Massive data-sets of collected information are collectively called Big Data. From consumer behaviour to measuring security threats to monitoring financial risk and market and even as a tracker for baseball players—big data is used everywhere.
Significantly, big data’s most splendid application is to improve health and healthcare. Global public health is now even more intricate and intimate. The recent Ebola alert is a classic case of how epidemics are deadly threats to not just poor West African countries but also a First World country with finest healthcare and hospitals—the United States. And bigdata watches it all.
Epidemiologists have been asking the big data question for some time now. How to use big data effectively to contain—or even prevent—epidemics? Since epidemics are all about incidence, forecasting, distribution, and control, a big data solution is perhaps the cure it needs.
But how can big data endeavor us to do this? Before that it is primarily important to understand that any such data is unstructured, and big data analytics only will help visualize global health trends more clearly. Digital epidemiology is the new tool in the conflict with global health hazards.
Big data analytics can help track spread of disease based on a continuous data stream and visualize global outbreaks. This ultimately aids in zeroing in on the source. Since information can be acquired, shared, and even transmitted easily now, mobile phones, devices, surveillance systems all become data hotspots—dots in the evolving picture of an epidemic spread.
Another aspect is mining data off the counters. Medicine sales are early indicators of possible outbreaks and help in identifying short-term infection trends. Data in this aspect has revealed that for respiratory and gastrointestinal illnesses the lead time we can get is as much as two weeks!
The argument against is that just because we find a pattern doesn’t mean we stop the pathogen from spreading. But in the case of the cholera epidemic in Haiti in 2010 that claimed nearly 7,000, the news first went ‘viral’ over Twitter before officials got on ground and gathered real reports. Similarly, during the H1N1 pandemic of 2009, big data was unwittingly used by a manufacturer based on daily tissue paper use forecasts to gain a competitive edge and increase sales!

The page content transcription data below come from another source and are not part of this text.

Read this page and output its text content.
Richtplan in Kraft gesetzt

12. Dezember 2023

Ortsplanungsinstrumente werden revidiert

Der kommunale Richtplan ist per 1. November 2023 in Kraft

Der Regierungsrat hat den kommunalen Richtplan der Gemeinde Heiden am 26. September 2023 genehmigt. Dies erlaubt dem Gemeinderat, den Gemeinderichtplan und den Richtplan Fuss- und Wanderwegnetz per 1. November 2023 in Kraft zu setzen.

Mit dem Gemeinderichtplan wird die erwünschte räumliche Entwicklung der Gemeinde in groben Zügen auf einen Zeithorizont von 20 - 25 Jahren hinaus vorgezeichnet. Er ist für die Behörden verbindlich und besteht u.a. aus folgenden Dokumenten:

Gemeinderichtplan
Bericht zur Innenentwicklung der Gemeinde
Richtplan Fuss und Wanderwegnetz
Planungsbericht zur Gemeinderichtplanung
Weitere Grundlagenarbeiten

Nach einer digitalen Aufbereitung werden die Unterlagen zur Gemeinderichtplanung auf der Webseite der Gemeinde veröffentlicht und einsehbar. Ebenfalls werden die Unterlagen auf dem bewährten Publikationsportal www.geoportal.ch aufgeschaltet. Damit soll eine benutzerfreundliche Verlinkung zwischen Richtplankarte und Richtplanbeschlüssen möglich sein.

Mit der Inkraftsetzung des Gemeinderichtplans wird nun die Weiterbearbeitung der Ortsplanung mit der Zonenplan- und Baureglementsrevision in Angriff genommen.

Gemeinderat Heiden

The US military’s Essence (Electronic Surveillance System for the Early Notification of Community-based Epidemics,) is already using big data and analytics to predict and combat epidemics and is used to support ground troops and those overseas on duty’s call.
IBM scientists collaborating with the John Hopkins University andUniversity of California, San Francisco are using smarter data tools to fight infectious diseases, particularly dengue and malaria. Open-source framework is proving invaluable contribution here even as analytical models and advanced mathematical skills are being employed. Their use of big data is slightly different. These scientists observe, record, and analyze climatic data (rainfall, temperature, soil pH) to understand how parasites and vectors interact and how eventually a human outbreak can be predicted and monitored!
With the current Ebola crisis, the Centers for Disease Control (CDC) forecasts up to 1.4 million new infections. Big data was at ground-zero way before anything else, and as Matthew Wall outlines, it helped in mapping the disease and proved more than useful in tracking the Ebola contagion. Massive computing power by HealthMap filtered early indicators from millions of social media posts and Internet pages and monitored the Ebola scare even before it was formally announced.
While big data continues to have impact on rate and spread of disease, what is needed is the foundation and development of computational systems to achieve real-time prediction and predictability. While traditional on-ground reports hold precedence over all social media noise, it is necessary to use large data-driven models coupled with machine-learning and algorithms to better forecast any outbreak.
The main criticism is that sourced from the Internet and other channels, big data is likely to be deceptive and even lead to false interpretations. The horror of what erroneous information can wrought is incredible—health workers and agencies rely on this data to contain and control epidemics. Since epidemics transcend international boundaries and pathogens are as unpredictable, abnormal data patterns can emerge either diluting or blanketing the real threat. Taking any disease data at face value is thus a grave folly.
Big Data offers the scope for identifying patterns, recognizing shifts, and gauging impact of epidemics.
Across disease data aggregates, analytics can reliably demonstrate illness reporting, disease anticipation and draw attention to multifaceted sentiments involved in the spread of a disease.
Of course, a great deal hinges on managing this data smartly and having powerful analytics, the key challenge is on the ground: educating the public about how diseases spread.